Wenn nur eine mässige Beleuchtung von Wegen und Sandpaddocks benötigt wird, sind Solarlämpchen eine sehr ökologische und dekorative Lösung. (Bild: zVg) Wenn nur eine mässige Beleuchtung von Wegen und Sandpaddocks benötigt wird, sind Solarlämpchen eine sehr ökologische und dekorative Lösung. (Bild: zVg)

LED-Beleuchtung in Planung
In Reithallen wie auch in den Ställen ist eine gute Beleuchtung von grossem Vorteil. Als energieeffizienteste und auch langlebigste gilt heute die LED-Technologie. Mit LED-Leuchten wie auch mit Energiesparlampen spart man gegenüber den herkömmlichen Glühlampen rund 80 Prozent Energie. LED-Beleuchtung hat aber ein breiteres Lichtspektrum als Energiesparlampen und ist langlebiger. So können zum Beispiel von warmweiss bis studioweiss verschiedene Lichtstärken beziehungsweise Lichtfarben gewählt werden. Die Anlage Chipf der Familie Rindlisbacher ist aktuell noch nicht mit LED-Leuchten ausgestattet, die Anschaffung ist aber in Planung. Andrea und Paul Rindlisbacher sagen dazu: «Wir bleiben am Ball und wollen auch bei zukünftigen Neuerungen ökologische Aspekte berücksichtigen und auf Nachhaltigkeit setzen.»
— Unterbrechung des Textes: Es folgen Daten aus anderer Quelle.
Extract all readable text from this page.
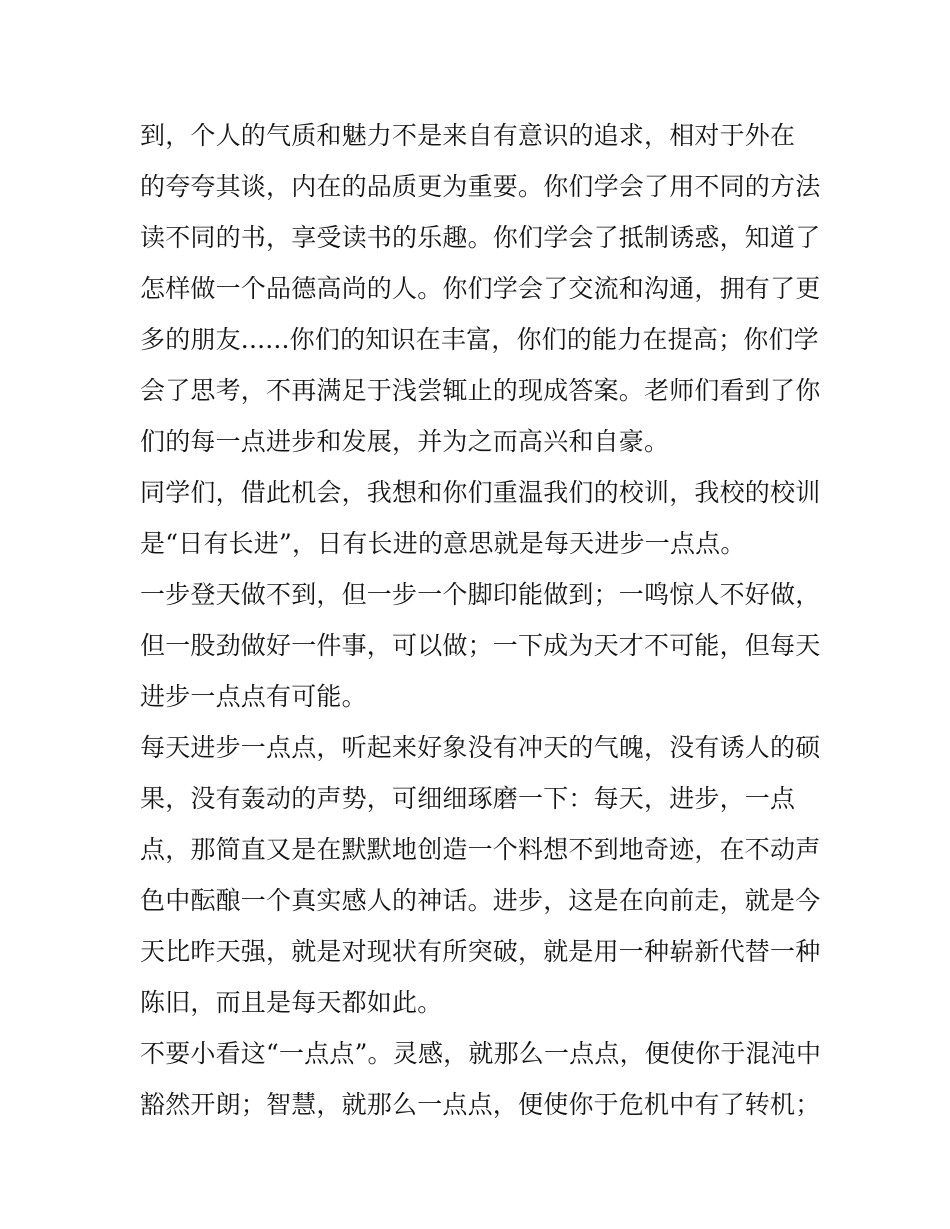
到，个人的气质和魅力不是来自有意识的追求，相对于外在
的夸夸其谈，内在的品质更为重要。你们学会了用不同的方法
读不同的书，享受读书的乐趣。你们学会了抵制诱惑，知道了
怎样做一个品德高尚的人。你们学会了交流和沟通，拥有了更
多的朋友......你们的知识在丰富，你们的能力在提高；你们学
会了思考，不再满足于浅尝辄止的现成答案。老师们看到了你
们的每一点进步和发展，并为之而高兴和自豪。
同学们，借此机会，我想和你们重温我们的校训，我校的校训
是“日有长进”，日有长进的意思就是每天进步一点点。
一步登天做不到，但一步一个脚印能做到；一鸣惊人不好做，
但一股劲做好一件事，可以做；一下成为天才不可能，但每天
进步一点点有可能。
每天进步一点点，听起来好象没有冲天的气魄，没有诱人的硕
果，没有轰动的声势，可细细琢磨一下：每天，进步，一点
点，那简直又是在默默地创造一个料想不到地奇迹，在不动声
色中酝酿一个真实感人的神话。进步，这是在向前走，就是今
天比昨天强，就是对现状有所突破，就是用一种崭新代替一种
陈旧，而且是每天都如此。
不要小看这“一点点”。灵感，就那么一点点，便使你于混沌中
豁然开朗；智慧，就那么一点点，便使你于危机中有了转机；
Energieeffiziente Kleinbauten
Bei Wohnhäusern mit integrierten Pferdestallungen ist die Minergiebauweise empfehlenswert. Minergie ist ein Schweizer Baustandard für neue wie auch für renovierte und modernisierte Gebäude. Diese Bauten zeichnen sich durch einen sehr geringen Energiebedarf und einen möglichst hohen Anteil an erneuerbaren Energien aus. Erreicht wird der tiefe Energiebedarf durch eine hochwertige Gebäudehülle und eine systematische Lufterneuerung. Kombiniert wird dies mit erneuerbaren Energien wie zum Beispiel Erdwärme oder Sonnenenergie. Bei Reithallen und freistehenden Pferdeställen ist der Minergiestandard kein Thema, da diese Gebäude meist sogenannte Kaltbauten sind und nur einzelne Räume wie Büros, Toiletten und Duschen oder Aufenthaltsräume beheizt werden.

Umweltschutz im Kleinen
Dass nicht nur bei Neubauten und Renovationen Umweltmassnahmen ergriffen werden können, zeigt das Beispiel von Anna Siebenhaar und Walter Wirth. Das Paar hat für seine zwei Pferde im toggenburgischen Bazenheid einen kleinen Offenstall mit Sandplatz und Weiden gemietet. Baulich war also bereits alles gegeben, trotzdem wollten die beiden bei den kleinen Dingen, die sie selbst entscheiden konnten, auf Umweltverträglichkeit setzen. 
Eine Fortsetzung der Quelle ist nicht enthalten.